Matthews parents would have to wait until Friday to meet Billy in person. Until then, Matthew's mom thought about what she'd say.
"I don't know..." she said. "I don't know. I just want to hug him."
And that's exactly what she did as she ran to him when he arrived at the airport. There were hugs, tears and many thank you's.
"Come here my baby," Angela Walker told him. "Oh, my lord."
The Walkers weren't the only ones who couldn't wait for this moment.
"Being able to give a young man his life back to him, it's just surreal," Billy said. "It really is. I'm happy I could help."
Turns out Billy is a triplet. He brought his brother along for the trip too.
"We gained two sons and a daughter and a new family," Dion Walker said. "You couldn't ask for anything more than that."
On Sunday, it was time for the two new blood brothers to be face to face.
These two now share the same blood type. Same DNA.
"I wouldn't be alive necessarily. At all," Matthew Walker said.
He has a lot to be thankful for.
"I always considered my luck very high. If not I've already used it all," Matthew said. "I don't have much luck left"
By luck, he means 21-year-old Billy Santoro, once a complete stranger from New Jersey. Billy gave Matthew a chance at life by donating bone marrow - an almost perfect match.
The two shaved their heads together Sunday at a Clip for Kids event, helping others who share at least part of the story.
United by blood and by both their wills to tell cancer -- that love is stronger.
If you would like to get swabbed and potentially save someone's life, visit bethematch.org for a free mail-in kit.

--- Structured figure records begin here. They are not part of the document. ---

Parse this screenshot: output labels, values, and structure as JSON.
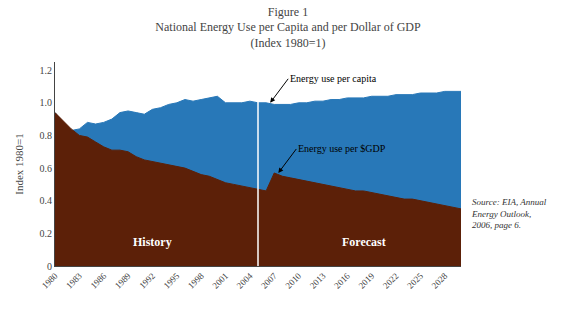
{
  "chart_data": {
    "type": "area",
    "title": "Figure 1\nNational Energy Use per Capita and per Dollar of GDP\n(Index 1980=1)",
    "ylabel": "Index 1980=1",
    "xlim": [
      1980,
      2030
    ],
    "xticks": [
      1980,
      1983,
      1986,
      1989,
      1992,
      1995,
      1998,
      2001,
      2004,
      2007,
      2010,
      2013,
      2016,
      2019,
      2022,
      2025,
      2028
    ],
    "ylim": [
      0,
      1.25
    ],
    "yticks": [
      0,
      0.2,
      0.4,
      0.6,
      0.8,
      {
        "value": 1,
        "label": "1.0"
      },
      1.2
    ],
    "grid": false,
    "series": [
      {
        "color": "#2878b8",
        "x": [
          1980,
          1981,
          1982,
          1983,
          1984,
          1985,
          1986,
          1987,
          1988,
          1989,
          1990,
          1991,
          1992,
          1993,
          1994,
          1995,
          1996,
          1997,
          1998,
          1999,
          2000,
          2001,
          2002,
          2003,
          2004,
          2005
        ],
        "values": [
          0.94,
          0.88,
          0.83,
          0.84,
          0.88,
          0.87,
          0.88,
          0.9,
          0.94,
          0.95,
          0.94,
          0.93,
          0.96,
          0.97,
          0.99,
          1.0,
          1.02,
          1.01,
          1.02,
          1.03,
          1.04,
          1.0,
          1.0,
          1.0,
          1.01,
          1.0
        ]
      },
      {
        "color": "#5c2008",
        "x": [
          1980,
          1981,
          1982,
          1983,
          1984,
          1985,
          1986,
          1987,
          1988,
          1989,
          1990,
          1991,
          1992,
          1993,
          1994,
          1995,
          1996,
          1997,
          1998,
          1999,
          2000,
          2001,
          2002,
          2003,
          2004,
          2005
        ],
        "values": [
          0.94,
          0.89,
          0.84,
          0.8,
          0.79,
          0.76,
          0.73,
          0.71,
          0.71,
          0.7,
          0.67,
          0.65,
          0.64,
          0.63,
          0.62,
          0.61,
          0.6,
          0.58,
          0.56,
          0.55,
          0.53,
          0.51,
          0.5,
          0.49,
          0.48,
          0.47
        ]
      },
      {
        "color": "#2878b8",
        "x": [
          2005,
          2006,
          2007,
          2008,
          2009,
          2010,
          2011,
          2012,
          2013,
          2014,
          2015,
          2016,
          2017,
          2018,
          2019,
          2020,
          2021,
          2022,
          2023,
          2024,
          2025,
          2026,
          2027,
          2028,
          2029,
          2030
        ],
        "values": [
          1.0,
          1.0,
          0.99,
          0.99,
          0.99,
          1.0,
          1.0,
          1.01,
          1.01,
          1.02,
          1.02,
          1.03,
          1.03,
          1.03,
          1.04,
          1.04,
          1.04,
          1.05,
          1.05,
          1.05,
          1.06,
          1.06,
          1.06,
          1.07,
          1.07,
          1.07
        ]
      },
      {
        "color": "#5c2008",
        "x": [
          2005,
          2006,
          2007,
          2008,
          2009,
          2010,
          2011,
          2012,
          2013,
          2014,
          2015,
          2016,
          2017,
          2018,
          2019,
          2020,
          2021,
          2022,
          2023,
          2024,
          2025,
          2026,
          2027,
          2028,
          2029,
          2030
        ],
        "values": [
          0.47,
          0.46,
          0.57,
          0.55,
          0.54,
          0.53,
          0.52,
          0.51,
          0.5,
          0.49,
          0.48,
          0.47,
          0.46,
          0.46,
          0.45,
          0.44,
          0.43,
          0.42,
          0.41,
          0.41,
          0.4,
          0.39,
          0.38,
          0.37,
          0.36,
          0.35
        ]
      }
    ],
    "vline": 2005,
    "area_labels": [
      {
        "text": "History",
        "x": 1992,
        "y": 0.09
      },
      {
        "text": "Forecast",
        "x": 2018,
        "y": 0.09
      }
    ],
    "annotations": [
      {
        "text": "Energy use per capita",
        "x": 2006.5,
        "y": 1.0
      },
      {
        "text": "Energy use per $GDP",
        "x": 2007.5,
        "y": 0.57
      }
    ],
    "source": "Source: EIA, Annual\nEnergy Outlook,\n2006, page 6."
  }
}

The search for a bone marrow donor began as doctors told the family that because Matthew is bi-racial, finding a match would be even more difficult. Matthew's immediate family, including his two older brothers, weren't a match.

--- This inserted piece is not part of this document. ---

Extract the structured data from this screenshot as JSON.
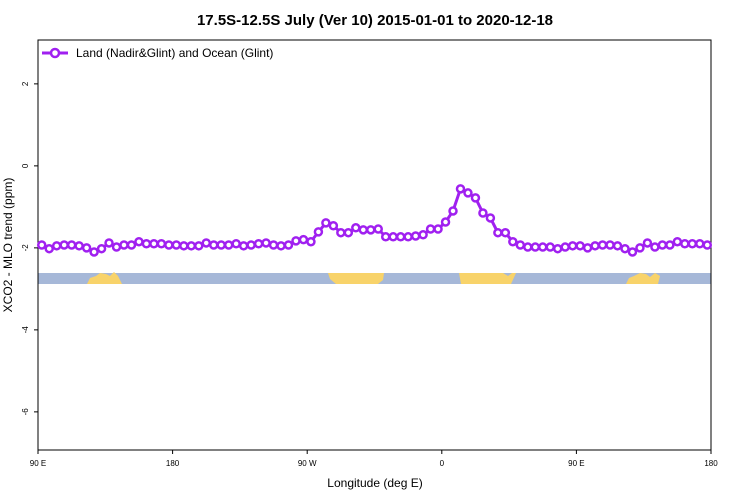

But finally, in January 2017, they got the news they'd been waiting for. A donor from New Jersey scored a 9 out of 10 match with the young teen.
The family was only told the donor was a 20-year-old man -- not even old enough to have a drink.
"We were stunned," Matthew's father, Dion, said.
Matthew then had to go through additional rounds of chemotherapy and full body irradiation to kill the cancer cells before he received the bone marrow transplant.
Dion Walker recorded the moment of the transfusion. A small pouch containing the life-saving liquid was hooked up to Matthew's intravenous tubes. His mother couldn't stop the tears as her son joked about the iron-like taste.
Matthew is now cancer free and eagerly playing paint ball, a sport which he was told he couldn't participate in during his treatments.